Un lieu chargé de symboles
Le choix de la Maison de la Mutualité, dans le 5e arrondissement de Paris, n’a rien d’anodin. Ce lieu a longtemps accueilli les grands débats politiques français et internationaux. En y conviant ses compatriotes, le chef de l’État gabonais entend envoyer un signal fort sur la place désormais accordée aux Gabonais de l’extérieur dans la construction nationale. L’ambassadeur du Gabon en France, Alfred Nguia Banda, a d’ailleurs invité la communauté à s’enregistrer massivement sur la plateforme numérique dédiée, Gabon Ensemble, et évoque la nécessité de réactiver et de raffermir des relations historiques entre les deux pays.

Une diaspora aux compétences stratégiques
La diaspora gabonaise en France représente l’une des communautés expatriées les plus importantes du pays, rassemblant étudiants, chercheurs, médecins, entrepreneurs, ingénieurs et cadres supérieurs. Un réservoir considérable de compétences et de capitaux que les autorités gabonaises espèrent mobiliser davantage dans la transformation économique et institutionnelle du pays.
Une mobilisation qui ne fait pas l’unanimité
Cette consultation intervient toutefois dans un climat plus contrasté qu’il n’y paraît. Le 11 juillet 2026, plusieurs associations de la diaspora, dont Gab’Action, Mbienemon et Christ Ngoma, avaient organisé une marche au départ du Trocadéro sous le mot d’ordre « Pas de tapis rouge pour Oligui Nguema », dénonçant la dette publique, le chômage, la vie chère, ainsi que des difficultés d’accès à l’eau potable et aux médicaments essentiels. Certains organisateurs évoquaient également des arrestations arbitraires visant des voix dissidentes. Ce cumul de tensions, ajouté à la détention controversée de l’ancien Premier ministre Alain-Claude Bilie-By-Nze, compose une toile de fond plus complexe que la seule image d’un accueil triomphal.

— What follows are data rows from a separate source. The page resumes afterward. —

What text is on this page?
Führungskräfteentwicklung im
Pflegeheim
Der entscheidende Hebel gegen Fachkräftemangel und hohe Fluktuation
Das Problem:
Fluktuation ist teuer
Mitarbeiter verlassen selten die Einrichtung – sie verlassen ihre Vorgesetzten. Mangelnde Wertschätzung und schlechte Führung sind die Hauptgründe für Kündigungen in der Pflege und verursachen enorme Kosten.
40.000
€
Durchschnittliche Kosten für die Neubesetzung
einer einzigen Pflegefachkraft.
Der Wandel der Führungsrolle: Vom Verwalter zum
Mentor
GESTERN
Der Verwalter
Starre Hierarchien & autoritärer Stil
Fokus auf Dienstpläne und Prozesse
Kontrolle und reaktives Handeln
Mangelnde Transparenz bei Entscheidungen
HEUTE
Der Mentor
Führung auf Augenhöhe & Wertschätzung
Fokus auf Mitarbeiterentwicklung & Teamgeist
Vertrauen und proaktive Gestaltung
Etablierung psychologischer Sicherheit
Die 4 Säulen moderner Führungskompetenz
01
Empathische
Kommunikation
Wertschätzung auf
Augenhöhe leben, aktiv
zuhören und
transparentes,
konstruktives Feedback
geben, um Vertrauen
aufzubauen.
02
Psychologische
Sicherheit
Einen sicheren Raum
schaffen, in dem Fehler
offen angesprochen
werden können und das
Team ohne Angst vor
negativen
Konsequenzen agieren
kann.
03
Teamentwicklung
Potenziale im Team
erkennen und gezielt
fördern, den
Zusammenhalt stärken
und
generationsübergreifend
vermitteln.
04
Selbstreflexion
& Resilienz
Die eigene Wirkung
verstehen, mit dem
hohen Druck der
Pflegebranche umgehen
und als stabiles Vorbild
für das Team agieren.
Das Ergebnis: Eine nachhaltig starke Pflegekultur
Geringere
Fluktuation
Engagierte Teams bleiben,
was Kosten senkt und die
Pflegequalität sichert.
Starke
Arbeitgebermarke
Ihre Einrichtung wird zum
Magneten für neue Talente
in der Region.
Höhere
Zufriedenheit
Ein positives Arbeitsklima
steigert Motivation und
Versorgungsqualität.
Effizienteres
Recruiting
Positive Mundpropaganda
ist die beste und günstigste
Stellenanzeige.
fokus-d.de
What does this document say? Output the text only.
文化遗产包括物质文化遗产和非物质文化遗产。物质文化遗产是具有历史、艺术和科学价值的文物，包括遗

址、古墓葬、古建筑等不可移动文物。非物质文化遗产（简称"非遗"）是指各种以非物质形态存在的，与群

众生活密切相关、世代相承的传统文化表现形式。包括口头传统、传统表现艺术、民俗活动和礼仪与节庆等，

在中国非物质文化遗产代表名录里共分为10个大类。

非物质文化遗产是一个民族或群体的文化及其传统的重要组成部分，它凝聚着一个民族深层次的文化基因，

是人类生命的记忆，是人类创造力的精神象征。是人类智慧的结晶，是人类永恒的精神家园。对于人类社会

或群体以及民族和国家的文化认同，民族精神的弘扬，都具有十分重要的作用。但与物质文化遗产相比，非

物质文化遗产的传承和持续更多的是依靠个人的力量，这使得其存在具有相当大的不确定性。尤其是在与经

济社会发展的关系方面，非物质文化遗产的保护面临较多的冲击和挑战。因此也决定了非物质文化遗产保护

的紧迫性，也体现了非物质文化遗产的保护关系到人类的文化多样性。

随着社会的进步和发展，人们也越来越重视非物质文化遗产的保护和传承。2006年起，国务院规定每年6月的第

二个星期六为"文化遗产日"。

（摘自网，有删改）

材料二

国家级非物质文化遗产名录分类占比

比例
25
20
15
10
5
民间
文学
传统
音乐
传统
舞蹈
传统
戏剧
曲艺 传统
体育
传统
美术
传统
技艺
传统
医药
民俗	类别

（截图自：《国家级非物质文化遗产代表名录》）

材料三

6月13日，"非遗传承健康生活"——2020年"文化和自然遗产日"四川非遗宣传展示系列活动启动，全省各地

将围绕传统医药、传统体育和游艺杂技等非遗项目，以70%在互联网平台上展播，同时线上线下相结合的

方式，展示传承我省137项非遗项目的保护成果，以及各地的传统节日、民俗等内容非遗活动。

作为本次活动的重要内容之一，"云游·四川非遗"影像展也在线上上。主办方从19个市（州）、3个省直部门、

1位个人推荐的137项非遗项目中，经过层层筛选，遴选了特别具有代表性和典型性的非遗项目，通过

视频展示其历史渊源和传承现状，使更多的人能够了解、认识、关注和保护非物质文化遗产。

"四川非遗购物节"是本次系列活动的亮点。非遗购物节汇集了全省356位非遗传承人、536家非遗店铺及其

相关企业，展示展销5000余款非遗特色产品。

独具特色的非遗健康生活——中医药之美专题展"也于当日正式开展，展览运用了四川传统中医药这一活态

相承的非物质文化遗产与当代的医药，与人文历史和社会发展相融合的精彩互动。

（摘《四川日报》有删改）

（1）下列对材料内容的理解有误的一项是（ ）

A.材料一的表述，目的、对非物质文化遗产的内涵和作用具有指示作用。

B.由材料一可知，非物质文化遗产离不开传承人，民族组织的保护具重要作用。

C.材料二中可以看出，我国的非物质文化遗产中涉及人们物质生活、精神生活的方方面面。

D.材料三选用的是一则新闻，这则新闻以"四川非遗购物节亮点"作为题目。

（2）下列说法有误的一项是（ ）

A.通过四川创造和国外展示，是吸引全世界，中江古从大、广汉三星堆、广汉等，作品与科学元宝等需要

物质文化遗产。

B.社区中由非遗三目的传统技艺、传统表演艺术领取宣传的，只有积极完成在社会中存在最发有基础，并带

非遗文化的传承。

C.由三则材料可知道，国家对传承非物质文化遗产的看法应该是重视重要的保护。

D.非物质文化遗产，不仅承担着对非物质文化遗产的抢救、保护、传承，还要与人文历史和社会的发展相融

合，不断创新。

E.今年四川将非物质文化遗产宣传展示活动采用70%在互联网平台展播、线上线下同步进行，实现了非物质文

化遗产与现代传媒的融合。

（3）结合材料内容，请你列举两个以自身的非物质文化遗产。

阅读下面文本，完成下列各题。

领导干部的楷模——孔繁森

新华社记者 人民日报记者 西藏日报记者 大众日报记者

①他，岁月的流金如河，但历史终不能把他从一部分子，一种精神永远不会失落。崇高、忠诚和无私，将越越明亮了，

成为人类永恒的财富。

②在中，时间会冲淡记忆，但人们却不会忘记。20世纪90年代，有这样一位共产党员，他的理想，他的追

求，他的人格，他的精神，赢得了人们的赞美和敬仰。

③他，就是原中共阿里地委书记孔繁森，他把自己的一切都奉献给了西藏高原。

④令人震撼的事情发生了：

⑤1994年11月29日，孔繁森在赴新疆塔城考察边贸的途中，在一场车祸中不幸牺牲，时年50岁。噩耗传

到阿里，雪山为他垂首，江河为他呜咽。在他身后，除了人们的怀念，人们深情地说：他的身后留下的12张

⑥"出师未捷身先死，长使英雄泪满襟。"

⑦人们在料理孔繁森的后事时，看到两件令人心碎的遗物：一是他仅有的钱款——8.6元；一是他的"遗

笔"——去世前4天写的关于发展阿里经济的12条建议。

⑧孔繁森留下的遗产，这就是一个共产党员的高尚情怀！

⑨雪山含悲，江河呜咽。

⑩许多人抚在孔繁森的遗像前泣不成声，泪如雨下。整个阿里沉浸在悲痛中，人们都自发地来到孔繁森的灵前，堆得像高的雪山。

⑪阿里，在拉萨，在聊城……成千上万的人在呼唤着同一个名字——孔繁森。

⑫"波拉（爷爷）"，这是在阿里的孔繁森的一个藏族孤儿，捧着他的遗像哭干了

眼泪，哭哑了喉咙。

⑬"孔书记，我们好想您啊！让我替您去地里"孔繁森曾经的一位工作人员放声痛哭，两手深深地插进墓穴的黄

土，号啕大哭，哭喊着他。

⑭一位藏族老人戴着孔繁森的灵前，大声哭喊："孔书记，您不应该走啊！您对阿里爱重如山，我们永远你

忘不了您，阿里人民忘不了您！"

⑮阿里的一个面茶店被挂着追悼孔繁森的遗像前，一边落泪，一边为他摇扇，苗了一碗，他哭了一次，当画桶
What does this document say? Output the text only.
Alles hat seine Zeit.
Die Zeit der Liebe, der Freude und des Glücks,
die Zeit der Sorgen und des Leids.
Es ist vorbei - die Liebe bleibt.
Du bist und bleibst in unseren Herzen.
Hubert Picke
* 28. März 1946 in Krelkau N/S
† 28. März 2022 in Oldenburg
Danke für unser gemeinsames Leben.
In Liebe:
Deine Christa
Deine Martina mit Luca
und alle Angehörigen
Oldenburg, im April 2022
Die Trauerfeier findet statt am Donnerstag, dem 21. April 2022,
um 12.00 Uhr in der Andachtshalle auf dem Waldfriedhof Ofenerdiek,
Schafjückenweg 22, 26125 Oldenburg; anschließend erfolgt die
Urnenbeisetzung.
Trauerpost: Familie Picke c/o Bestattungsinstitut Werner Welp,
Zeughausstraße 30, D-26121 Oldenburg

Un test pour la nouvelle diplomatie des diasporas
Au-delà des cérémonies protocolaires, cette rencontre pourrait consacrer l’émergence d’une nouvelle relation entre l’État gabonais et ses citoyens établis à l’étranger, où la diaspora cesserait d’être simple spectatrice pour devenir actrice de la souveraineté et du développement national. Reste à savoir si cette consultation saura transformer l’attente en dialogue réel, dans un contexte où une partie de la communauté gabonaise de France entend faire entendre autre chose que des messages de ferveur patriotique.